At last year's Pittcon, Axsun Technologies introduced the NIR-APS, a miniaturized near-IR analyzer for process measurements based on superluminescent light-emitting diodes (SLEDs). "This year, the company introduced several products based on a broadly tunable near-IR laser with about 1,000 times the light output of the SLED-based products," Griffiths said. Also at Pittcon 2005, Polychromix introduced compact and lightweight DTS near-IR spectrometers with MEMS (microelectromechanical systems) spatial light modulators, InGaAs detectors, and no moving parts. "These companies have worked to reduce the size and cost of near-IR spectrometers without reducing performance," Griffiths pointed out. "It's really impressive."

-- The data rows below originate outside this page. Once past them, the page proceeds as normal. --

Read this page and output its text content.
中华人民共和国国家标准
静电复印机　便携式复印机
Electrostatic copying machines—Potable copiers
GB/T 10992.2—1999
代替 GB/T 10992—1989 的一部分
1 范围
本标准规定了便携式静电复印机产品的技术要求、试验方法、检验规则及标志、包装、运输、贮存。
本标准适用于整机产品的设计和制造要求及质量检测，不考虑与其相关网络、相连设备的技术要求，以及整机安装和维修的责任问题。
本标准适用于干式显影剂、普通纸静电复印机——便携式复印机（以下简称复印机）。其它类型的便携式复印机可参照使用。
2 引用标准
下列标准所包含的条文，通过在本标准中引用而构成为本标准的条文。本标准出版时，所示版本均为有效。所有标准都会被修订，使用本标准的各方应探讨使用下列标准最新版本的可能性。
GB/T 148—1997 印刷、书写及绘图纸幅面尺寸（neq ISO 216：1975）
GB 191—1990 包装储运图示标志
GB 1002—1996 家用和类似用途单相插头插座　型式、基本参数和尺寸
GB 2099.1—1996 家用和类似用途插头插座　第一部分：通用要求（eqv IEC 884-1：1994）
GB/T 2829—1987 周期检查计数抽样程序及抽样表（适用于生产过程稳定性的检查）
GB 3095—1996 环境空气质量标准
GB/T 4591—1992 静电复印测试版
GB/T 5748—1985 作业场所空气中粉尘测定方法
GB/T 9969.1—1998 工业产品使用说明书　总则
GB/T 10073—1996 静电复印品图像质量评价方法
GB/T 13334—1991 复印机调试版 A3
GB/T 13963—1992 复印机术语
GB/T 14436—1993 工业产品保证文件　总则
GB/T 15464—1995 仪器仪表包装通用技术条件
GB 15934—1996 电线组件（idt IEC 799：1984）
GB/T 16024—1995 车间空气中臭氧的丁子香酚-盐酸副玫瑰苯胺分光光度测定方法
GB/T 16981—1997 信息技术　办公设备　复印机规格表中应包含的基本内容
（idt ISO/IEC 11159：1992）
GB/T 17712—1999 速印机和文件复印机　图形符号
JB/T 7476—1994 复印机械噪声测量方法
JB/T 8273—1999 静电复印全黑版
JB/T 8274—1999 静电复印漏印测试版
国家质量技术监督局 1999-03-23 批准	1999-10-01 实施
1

Also of interest to Griffiths at Pittcon 2005 was the Encoded Photometric IR (EP-IR) technology by Aspectrics for use in analytical and process analyzers. In EP-IR, light from a broadband source is passed through a sample, through a grating, and onto a rotating encoder disk. The disk then reflects the grating-dispersed wavelengths to a detector, the signal from which is converted by FT into wavelength-intensity data. "It's an interesting hybrid between a grating spectrometer and an FT spectrometer," Griffiths said. "The concept is very novel."